Ce qu’on appelle « les meurtres de la RN20 désigne un ensemble de quatre affaires criminelles françaises datant du début des années 1980, toutes intervenues aux abords de la RN20, entre Arpajon et Etampes, à quelques kilomètres les unes des autres.

Les victimes sont quatre femmes présentant des caractéristiques communes : parisiennes, auto-stoppeuses, jeunes, minces, aux cheveux blonds, retrouvées étranglées et nues. 

Les enquêteurs envisagent l’existence d’un tueur en série ayant sévi aux abords de la RN20, surnommé par la presse « l’étrangleur d’Etampes »« le tueur de blondes » ou encore « le sadique de la RN20 ». Il aurait ainsi commis les quatre meurtres suivants : 

Michèle Couturat

Prostituée charentaise de 17 ans, elle est retrouvée par un chauffeur routier, qui après avoir stoppé son camion au lieu-dit de Mondésir pour une pause technique, l’a vue pendue au bout d’une corde accrochée à une poutrelle métallique dans un château d’eau désaffecté à dix kilomètres d’Etampes, le 11 mars 1980. 

Identifiée grâce à un dentiste de La Rochelle, des témoins racontent l’avoir aperçue trois jours auparavant au niveau de la porte d’Orléans à Paris, où elle faisait souvent de l’autostop pour descendre dans le sud-ouest. 

Des traces de sperme sont relevées sur le corps de la victime, mais aucune piste ne se dégage. Son corps ne révèle aucune trace gynécologique de viol, ce qui ne signifie pas pour autant qu’elle n’ait pas été violée.

Sylvie Le Helloco :

Serveuse bretonne de 21 ans, elle est découverte entièrement nue sous une bâche en plastique à proximité d’une aire de stationnement située dans le lieu-dit de Rougemont, à 3 kilomètres du même château d’eau le 25 décembre 1980, par un adolescent de 15 ans qui se promenait. Le jeune homme expliquera avoir d’abord cru voir « un mannequin, comme dans les boutiques ». 

Aucune trace gynécologique de viol n’est retrouvée sur la victime, ce qui ne signifie pas pour autant qu’elle n’ait pas non plus été violée.

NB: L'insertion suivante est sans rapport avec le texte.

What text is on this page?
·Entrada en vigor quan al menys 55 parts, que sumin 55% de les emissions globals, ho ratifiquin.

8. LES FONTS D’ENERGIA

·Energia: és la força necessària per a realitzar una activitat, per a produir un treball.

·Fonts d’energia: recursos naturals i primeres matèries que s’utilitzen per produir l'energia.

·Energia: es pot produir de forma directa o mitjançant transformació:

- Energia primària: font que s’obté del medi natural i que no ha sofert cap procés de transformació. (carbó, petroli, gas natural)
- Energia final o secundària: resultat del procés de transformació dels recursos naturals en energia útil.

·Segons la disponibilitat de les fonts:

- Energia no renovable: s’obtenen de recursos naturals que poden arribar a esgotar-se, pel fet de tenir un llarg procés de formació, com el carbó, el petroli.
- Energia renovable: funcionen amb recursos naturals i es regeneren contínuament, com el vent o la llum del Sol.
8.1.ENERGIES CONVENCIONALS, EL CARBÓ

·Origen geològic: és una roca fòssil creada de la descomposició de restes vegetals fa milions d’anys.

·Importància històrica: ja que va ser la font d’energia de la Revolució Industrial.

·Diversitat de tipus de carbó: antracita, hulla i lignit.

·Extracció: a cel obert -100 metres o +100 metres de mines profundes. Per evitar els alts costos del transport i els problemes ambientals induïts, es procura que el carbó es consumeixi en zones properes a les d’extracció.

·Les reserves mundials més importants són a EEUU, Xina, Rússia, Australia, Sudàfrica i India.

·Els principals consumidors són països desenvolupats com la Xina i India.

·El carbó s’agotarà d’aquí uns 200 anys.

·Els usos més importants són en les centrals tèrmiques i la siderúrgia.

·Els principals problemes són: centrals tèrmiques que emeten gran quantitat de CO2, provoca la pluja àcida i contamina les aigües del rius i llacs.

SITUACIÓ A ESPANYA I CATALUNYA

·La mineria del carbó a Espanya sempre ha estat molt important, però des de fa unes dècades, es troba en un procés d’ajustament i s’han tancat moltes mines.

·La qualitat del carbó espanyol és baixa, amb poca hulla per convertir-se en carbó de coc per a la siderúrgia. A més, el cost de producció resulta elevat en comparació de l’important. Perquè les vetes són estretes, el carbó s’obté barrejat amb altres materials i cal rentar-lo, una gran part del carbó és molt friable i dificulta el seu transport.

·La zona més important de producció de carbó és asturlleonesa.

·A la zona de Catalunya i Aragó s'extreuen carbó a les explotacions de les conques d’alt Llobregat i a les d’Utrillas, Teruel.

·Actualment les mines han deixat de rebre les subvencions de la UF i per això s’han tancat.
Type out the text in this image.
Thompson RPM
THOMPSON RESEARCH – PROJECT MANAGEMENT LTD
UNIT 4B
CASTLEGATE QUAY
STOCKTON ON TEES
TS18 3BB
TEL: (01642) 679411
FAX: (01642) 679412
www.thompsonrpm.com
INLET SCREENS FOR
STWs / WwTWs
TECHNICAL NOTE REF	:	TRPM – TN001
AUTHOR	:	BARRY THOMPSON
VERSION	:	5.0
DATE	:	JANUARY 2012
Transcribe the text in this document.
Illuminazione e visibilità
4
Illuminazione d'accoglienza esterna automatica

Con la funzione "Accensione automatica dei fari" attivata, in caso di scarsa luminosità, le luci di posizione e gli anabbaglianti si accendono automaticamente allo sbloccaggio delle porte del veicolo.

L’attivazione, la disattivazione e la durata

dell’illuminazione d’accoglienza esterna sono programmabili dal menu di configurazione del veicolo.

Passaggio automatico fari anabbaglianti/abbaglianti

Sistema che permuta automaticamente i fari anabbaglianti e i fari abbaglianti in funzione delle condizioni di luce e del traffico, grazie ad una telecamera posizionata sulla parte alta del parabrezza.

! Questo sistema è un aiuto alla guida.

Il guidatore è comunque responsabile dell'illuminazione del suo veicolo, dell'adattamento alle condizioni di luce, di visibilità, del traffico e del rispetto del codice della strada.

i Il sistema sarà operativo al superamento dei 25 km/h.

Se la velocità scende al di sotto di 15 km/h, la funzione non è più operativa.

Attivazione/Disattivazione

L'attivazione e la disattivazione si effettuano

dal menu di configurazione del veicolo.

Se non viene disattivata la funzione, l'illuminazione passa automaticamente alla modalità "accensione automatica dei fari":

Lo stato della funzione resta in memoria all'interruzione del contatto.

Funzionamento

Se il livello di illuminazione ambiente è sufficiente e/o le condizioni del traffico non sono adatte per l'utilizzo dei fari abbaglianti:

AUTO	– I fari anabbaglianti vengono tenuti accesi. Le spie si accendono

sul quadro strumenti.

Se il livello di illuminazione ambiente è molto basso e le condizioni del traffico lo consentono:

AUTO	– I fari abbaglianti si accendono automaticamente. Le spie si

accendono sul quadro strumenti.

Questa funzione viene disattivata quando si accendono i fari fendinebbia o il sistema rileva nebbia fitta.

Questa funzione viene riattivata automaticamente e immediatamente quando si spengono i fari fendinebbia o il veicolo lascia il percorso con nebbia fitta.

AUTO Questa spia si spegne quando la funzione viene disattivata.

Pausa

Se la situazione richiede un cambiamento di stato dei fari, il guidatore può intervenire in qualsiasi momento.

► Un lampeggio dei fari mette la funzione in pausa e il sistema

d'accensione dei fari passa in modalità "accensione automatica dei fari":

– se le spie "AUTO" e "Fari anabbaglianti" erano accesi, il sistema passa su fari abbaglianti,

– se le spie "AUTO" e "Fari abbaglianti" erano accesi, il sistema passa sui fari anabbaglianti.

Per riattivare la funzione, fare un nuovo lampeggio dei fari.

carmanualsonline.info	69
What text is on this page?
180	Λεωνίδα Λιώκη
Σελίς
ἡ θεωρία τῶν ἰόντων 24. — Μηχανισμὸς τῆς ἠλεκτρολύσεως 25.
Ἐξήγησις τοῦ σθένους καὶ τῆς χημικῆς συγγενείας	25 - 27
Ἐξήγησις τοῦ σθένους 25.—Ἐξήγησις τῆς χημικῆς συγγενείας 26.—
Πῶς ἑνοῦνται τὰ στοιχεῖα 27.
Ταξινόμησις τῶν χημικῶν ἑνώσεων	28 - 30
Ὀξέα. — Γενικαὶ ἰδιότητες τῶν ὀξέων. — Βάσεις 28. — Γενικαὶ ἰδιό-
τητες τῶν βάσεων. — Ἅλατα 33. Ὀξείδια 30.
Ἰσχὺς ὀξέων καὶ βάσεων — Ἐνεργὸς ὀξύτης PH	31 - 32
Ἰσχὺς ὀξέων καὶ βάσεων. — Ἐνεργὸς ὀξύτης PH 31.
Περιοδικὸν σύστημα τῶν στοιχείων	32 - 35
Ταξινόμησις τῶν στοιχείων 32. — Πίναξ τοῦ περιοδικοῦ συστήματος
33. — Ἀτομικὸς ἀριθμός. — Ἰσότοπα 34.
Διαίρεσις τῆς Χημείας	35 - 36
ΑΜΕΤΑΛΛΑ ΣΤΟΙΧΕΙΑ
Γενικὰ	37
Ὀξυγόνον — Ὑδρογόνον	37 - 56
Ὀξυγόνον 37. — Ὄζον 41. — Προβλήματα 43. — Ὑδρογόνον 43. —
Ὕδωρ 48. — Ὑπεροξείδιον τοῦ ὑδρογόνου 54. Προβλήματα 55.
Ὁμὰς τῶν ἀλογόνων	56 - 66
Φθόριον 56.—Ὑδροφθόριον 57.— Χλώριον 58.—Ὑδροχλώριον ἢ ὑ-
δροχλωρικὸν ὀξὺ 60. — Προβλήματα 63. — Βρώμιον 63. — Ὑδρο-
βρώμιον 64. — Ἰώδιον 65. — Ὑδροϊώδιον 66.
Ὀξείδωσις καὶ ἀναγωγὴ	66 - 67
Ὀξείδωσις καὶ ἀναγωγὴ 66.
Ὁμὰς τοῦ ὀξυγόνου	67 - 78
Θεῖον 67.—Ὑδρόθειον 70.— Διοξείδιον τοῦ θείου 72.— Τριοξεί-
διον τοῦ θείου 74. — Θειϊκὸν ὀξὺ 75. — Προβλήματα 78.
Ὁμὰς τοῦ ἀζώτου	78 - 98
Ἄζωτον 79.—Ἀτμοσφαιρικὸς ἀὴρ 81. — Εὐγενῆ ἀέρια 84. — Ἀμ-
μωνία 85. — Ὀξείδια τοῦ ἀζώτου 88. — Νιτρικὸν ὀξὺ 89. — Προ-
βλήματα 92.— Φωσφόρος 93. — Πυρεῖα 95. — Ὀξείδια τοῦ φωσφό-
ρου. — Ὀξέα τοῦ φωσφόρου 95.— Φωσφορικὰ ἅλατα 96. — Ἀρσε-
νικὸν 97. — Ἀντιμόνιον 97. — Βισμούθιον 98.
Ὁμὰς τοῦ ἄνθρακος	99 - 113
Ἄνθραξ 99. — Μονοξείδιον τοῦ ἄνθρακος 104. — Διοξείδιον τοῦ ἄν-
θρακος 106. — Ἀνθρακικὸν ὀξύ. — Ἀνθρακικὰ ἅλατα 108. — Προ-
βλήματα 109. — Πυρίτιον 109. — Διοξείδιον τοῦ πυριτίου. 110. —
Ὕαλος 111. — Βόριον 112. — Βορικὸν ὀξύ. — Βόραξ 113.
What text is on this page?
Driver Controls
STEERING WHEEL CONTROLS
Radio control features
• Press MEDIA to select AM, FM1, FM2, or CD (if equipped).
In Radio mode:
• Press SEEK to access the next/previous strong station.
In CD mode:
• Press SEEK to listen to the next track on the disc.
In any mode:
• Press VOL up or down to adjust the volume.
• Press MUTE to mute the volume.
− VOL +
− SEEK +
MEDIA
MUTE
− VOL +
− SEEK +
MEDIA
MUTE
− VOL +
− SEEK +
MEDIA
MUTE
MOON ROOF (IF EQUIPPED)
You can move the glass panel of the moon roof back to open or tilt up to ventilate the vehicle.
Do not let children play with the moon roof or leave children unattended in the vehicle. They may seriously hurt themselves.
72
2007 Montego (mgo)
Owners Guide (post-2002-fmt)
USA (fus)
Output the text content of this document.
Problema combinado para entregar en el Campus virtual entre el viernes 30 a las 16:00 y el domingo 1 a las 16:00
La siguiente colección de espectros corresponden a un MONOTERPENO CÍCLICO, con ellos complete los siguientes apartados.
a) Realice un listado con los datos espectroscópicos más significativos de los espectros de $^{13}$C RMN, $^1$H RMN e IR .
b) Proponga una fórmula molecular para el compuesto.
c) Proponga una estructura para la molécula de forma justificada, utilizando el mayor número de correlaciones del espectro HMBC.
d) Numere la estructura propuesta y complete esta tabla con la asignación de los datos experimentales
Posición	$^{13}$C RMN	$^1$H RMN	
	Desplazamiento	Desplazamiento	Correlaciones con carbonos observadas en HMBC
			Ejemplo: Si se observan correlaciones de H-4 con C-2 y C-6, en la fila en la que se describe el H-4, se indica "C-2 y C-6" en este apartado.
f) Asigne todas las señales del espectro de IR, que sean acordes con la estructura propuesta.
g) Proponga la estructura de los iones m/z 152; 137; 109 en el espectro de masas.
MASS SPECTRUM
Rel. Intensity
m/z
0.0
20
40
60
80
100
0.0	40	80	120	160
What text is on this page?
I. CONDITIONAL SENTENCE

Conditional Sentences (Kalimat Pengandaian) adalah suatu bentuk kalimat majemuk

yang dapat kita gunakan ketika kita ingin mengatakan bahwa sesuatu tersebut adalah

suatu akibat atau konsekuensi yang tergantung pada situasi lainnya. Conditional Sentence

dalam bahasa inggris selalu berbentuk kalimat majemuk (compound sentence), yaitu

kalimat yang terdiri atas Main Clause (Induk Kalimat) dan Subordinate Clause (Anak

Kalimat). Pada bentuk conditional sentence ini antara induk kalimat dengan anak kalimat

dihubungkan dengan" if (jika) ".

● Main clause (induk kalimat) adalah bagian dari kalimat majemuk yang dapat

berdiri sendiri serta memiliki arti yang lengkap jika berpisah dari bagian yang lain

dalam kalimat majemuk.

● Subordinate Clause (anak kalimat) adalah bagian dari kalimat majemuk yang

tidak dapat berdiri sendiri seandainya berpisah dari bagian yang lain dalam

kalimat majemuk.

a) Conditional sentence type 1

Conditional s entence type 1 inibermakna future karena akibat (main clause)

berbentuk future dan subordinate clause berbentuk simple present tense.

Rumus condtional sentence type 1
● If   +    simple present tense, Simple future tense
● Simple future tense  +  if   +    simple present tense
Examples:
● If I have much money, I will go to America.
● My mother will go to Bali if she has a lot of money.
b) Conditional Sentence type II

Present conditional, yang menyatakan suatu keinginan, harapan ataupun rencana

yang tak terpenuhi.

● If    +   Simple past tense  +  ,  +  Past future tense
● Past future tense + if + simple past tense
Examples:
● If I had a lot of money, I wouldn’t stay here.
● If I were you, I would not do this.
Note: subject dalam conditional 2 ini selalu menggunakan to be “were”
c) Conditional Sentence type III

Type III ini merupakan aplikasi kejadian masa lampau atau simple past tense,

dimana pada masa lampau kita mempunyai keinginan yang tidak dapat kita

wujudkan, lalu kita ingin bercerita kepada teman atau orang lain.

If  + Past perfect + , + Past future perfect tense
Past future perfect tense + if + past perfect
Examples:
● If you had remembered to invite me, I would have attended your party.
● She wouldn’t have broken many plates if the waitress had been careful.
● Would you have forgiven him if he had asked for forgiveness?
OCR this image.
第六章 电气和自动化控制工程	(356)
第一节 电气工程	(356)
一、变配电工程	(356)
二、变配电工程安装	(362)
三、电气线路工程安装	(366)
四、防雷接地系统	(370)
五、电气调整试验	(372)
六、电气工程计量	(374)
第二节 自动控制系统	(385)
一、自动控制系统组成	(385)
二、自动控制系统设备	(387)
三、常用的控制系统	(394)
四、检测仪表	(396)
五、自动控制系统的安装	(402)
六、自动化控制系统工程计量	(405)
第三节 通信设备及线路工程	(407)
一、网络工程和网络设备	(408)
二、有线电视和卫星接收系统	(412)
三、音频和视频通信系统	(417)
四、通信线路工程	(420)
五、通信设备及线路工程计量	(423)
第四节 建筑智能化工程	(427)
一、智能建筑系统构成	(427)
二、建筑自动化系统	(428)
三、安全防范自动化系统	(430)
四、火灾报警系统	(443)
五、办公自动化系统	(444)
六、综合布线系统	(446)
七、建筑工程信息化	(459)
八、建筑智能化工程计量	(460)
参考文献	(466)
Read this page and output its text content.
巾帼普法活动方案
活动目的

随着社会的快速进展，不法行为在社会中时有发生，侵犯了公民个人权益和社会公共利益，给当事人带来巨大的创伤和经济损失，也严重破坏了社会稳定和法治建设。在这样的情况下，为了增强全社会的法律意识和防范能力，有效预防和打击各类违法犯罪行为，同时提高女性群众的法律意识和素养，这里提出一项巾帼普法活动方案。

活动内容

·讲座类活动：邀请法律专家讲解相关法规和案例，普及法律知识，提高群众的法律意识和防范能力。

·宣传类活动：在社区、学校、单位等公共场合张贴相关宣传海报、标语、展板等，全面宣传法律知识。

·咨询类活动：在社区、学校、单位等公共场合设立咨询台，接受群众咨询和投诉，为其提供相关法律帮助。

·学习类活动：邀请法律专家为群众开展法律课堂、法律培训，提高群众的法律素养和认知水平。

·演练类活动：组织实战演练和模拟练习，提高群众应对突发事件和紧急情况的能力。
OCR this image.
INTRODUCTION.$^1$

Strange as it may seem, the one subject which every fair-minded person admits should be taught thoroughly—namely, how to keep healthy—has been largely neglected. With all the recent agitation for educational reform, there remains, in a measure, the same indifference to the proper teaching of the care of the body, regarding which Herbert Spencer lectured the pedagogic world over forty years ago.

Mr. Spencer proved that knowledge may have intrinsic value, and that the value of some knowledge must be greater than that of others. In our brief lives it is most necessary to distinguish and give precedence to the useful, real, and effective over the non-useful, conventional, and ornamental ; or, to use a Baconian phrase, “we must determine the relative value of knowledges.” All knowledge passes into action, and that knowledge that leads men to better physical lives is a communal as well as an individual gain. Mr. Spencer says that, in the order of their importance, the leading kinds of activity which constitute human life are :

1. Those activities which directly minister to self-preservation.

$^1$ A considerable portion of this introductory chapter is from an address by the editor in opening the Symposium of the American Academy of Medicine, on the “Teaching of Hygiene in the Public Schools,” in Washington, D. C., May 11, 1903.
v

La veille, la jeune fille faisait de l’auto-stop au niveau de la porte de Saint-Cloud pour rentrer voir ses parents en Bretagne. 

Les enquêteurs, à l’époque dépourvus de traces exploitables, n’avaient pas d’autre choix que de s’en remettre aux témoignages recueillis : « On était obligé de privilégier l’humain puisqu’on n’avait pas beaucoup de science et de technologies à notre disposition », détaille encore Gilles Leclair.

Christine Devauchelle :

Mère de famille et concierge d’un immeuble sis rue Pascal à Paris, alors âgée de 26 ans, elle est retrouvée le 14 juillet 1982 vers 8 heures par des touristes, alors qu’ils garaient leur camping-car en bordure de la route, asphyxiée et recroquevillée à même le sol, à l’orée d’un bosquet près de l’aérodrome d’Etampes-Mondésir, route des Barguettes à Guillerval. 

Elle est en position fœtale « ce qui laisse à penser qu’elle a pu être transportée dans le coffre d’une voiture », estiment à l’époque les enquêteurs, qui ne peuvent s’empêcher d’établir un rapprochement avec les précédentes victimes.

L’état de décomposition est avancé en raison de la saison estivale. Selon le médecin légiste, la mort serait d’ailleurs intervenue le lundi 12 juillet. Aucune trace gynécologique de viol n’est retrouvée sur le corps de la victime, ce qui ne signifie pas pour autant qu’elle n’ait pas été violée non plus.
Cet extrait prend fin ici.